Aisling slipped the container into her jacket pocket. Women and young teens were picking up baskets and gathering the smaller children, intending to return to the Fellowship compound hidden from view.

“Ghost wasn’t the only reason I came here,” Aisling said, finally locating Anya standing apart, her features wearing the shell-shocked expression Aisling had seen often enough on the faces of those left on Geneva’s doorstep. “I came for one of the children brought here from The Mission.”

“Recently?” Elisheba asked.

“Yesterday. She has a home elsewhere.”

“Ah, those children haven’t been taken in by families yet,” Elisheba said, relief in her voice. “Edom?”

He nodded. “Take the child with you. If you’ve been to The Mission, then you know there are many others we could raise in our community.”

Aisling glanced at the sky. The return trip would be faster since they wouldn’t need to search for the symbols leading to the Fellowship. If they hurried, they should make it back to the outskirts of Oakland in time to catch the bus and get Anya to the Wainwright house before dark.

“We’ll leave now,” she said, surreptitiously looking for Zurael but not seeing the serpent.

“May The Spirit stay on you,” Edom said.

“Amen,” Elisheba murmured.

Aisling went to Anya. The little girl took her offered hand, and surprised her by saying, “I dreamed you came for me.”

A wave of homesickness assailed Aisling as she thought about her sisters and brothers, especially the young, gifted ones. “I’m taking you to a family where you’ll belong.”

Anya nodded solemnly.

A church member gave Aisling a basket packed with food as they passed. “For your journey. May The Spirit stay on you while you’re in the land of sin.”

“Thank you.”

At the edge of the forest Aisling felt the hot breath of a swirling breeze pass by her. From the dark shelter of pine and oak, Zurael emerged to block the path.

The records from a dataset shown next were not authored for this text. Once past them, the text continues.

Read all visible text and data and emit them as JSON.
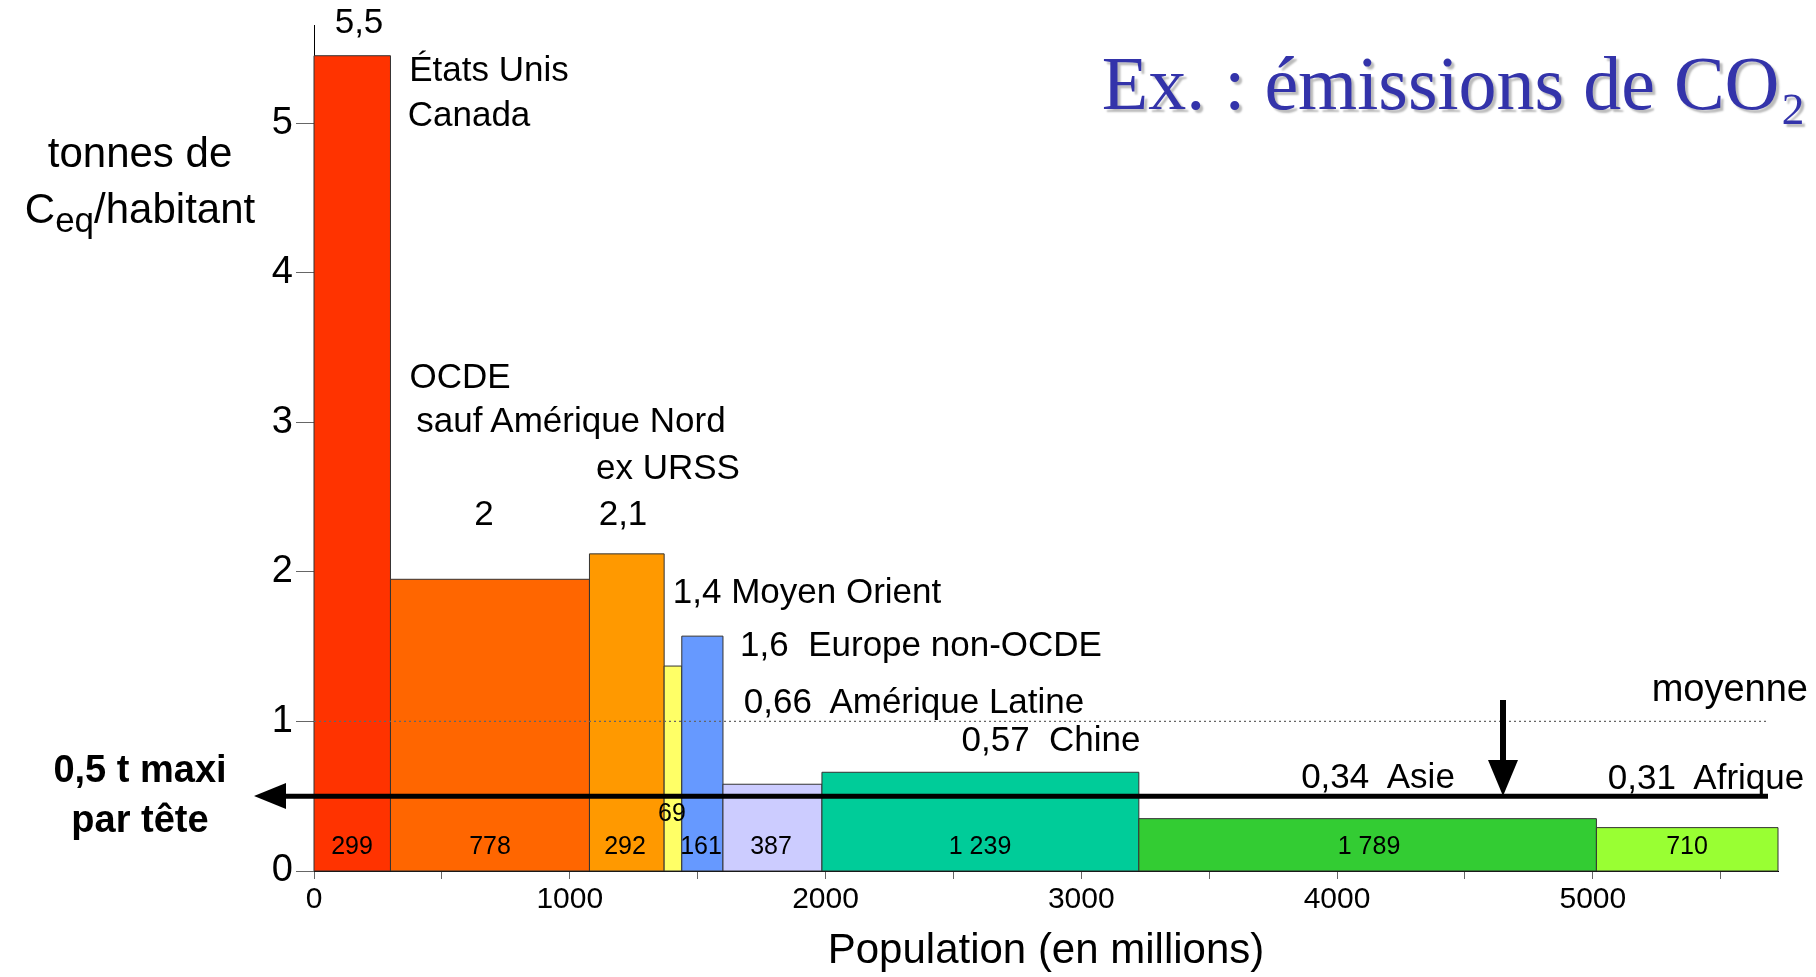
{
  "chart_data": {
    "type": "histogram",
    "title": "Ex. : émissions de CO₂",
    "xlabel": "Population (en millions)",
    "ylabel": "tonnes de C$_{eq}$/habitant",
    "bins": [
      0,
      299,
      1077,
      1369,
      1438,
      1599,
      1986,
      3225,
      5014,
      5724
    ],
    "values": [
      5.45,
      1.95,
      2.12,
      1.37,
      1.57,
      0.58,
      0.66,
      0.35,
      0.29
    ],
    "colors": [
      "#ff3300",
      "#ff6600",
      "#ff9900",
      "#ffff66",
      "#6699ff",
      "#ccccff",
      "#00cc99",
      "#33cc33",
      "#99ff33"
    ],
    "xlim": [
      0,
      5724
    ],
    "ylim": [
      0,
      5.65
    ],
    "xticks": [
      0,
      {
        "value": 500,
        "label": null
      },
      1000,
      {
        "value": 1500,
        "label": null
      },
      2000,
      {
        "value": 2500,
        "label": null
      },
      3000,
      {
        "value": 3500,
        "label": null
      },
      4000,
      {
        "value": 4500,
        "label": null
      },
      5000,
      {
        "value": 5500,
        "label": null
      }
    ],
    "yticks": [
      0,
      1,
      2,
      3,
      4,
      5
    ],
    "grid": false,
    "legend": false,
    "ref_lines": [
      {
        "axis": "y",
        "value": 1,
        "label": "moyenne",
        "color": "#666666",
        "line_style": "dotted"
      },
      {
        "axis": "y",
        "value": 0.5,
        "label": "0,5 t maxi\npar tête",
        "color": "#000000",
        "line_style": "solid"
      }
    ],
    "annotations": [
      "5,5",
      "États Unis",
      "Canada",
      "OCDE",
      "sauf Amérique Nord",
      "ex URSS",
      "2",
      "2,1",
      "1,4 Moyen Orient",
      "1,6  Europe non-OCDE",
      "0,66  Amérique Latine",
      "0,57  Chine",
      "0,34  Asie",
      "0,31  Afrique",
      "299",
      "778",
      "292",
      "69",
      "161",
      "387",
      "1 239",
      "1 789",
      "710"
    ]
  }
}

Anya’s hand tightened slightly on Aisling’s. In the same solemn voice with which she’d greeted Aisling, she said, “You’re magic. Like the ferret.”

Zurael chuckled and the gentle expression on his face as he looked at the child sent warmth cascading down to Aisling’s toes. She handed him the food.

He leaned in, whispered a kiss across her lips. “Thank you. We’ll have to hurry if we hope to make it.”

They traded off, each of them carrying Anya, alternating between walking and running. They raced the sun, dodging the guardsmen and lawless humans patrolling The Barrens in the daylight.

It was a relief to get to The Mission. To hurry past it and climb onto an empty bus.

Tamara and her mother were both on the Wainwright porch when Aisling, carrying an exhausted and sleeping Anya, turned the corner with Zurael. The child didn’t wake when she was transferred to Annalise’s waiting arms.

Aisling’s fingers went to the sun-shaped pendant at her wrist. Annalise shook her head and whispered, “Levanna wants you to keep it.”

The dusk approached too rapidly for them to linger. But Aisling wanted to. Her heart felt strangely heavy, her arms empty now that Annalise had Anya.

“Visit the child when you can,” Annalise said with an understanding smile.

“I will.”

Aisling left the porch and joined Zurael where he waited beyond the warded boundaries of the witches’ property. Her thoughts shifted from Anya to Aziel and her pace quickened.

Destruction and devastation greeted her when she opened the door. The old, tattered furniture was turned over, tossed against the wall and left broken. Cabinet doors hung open in the kitchen. But it was the silence, the emptiness, the fear of finding Aziel dead that numbed her to the core.

She didn’t protest when Zurael urged her forward and to the side, closing the door behind them so a guardsman driving by wouldn’t know they were back. “Let me check the other rooms,” he said, voice soft, his knuckles brushing her cheek, his eyes burning with fierce tenderness.

Aisling nodded and leaned against the wall for support. Guilt swamped her.

How easily she’d convinced herself it was Father Ursu who had sent the guardsmen after her, using bedclothes or a discarded towel from her night in the church as a scent article. How easily she’d pushed aside her worry for Aziel, told herself he was safe in the house. If only…

“Aziel’s not here,” Zurael said, and she sagged, torn between relief and dread.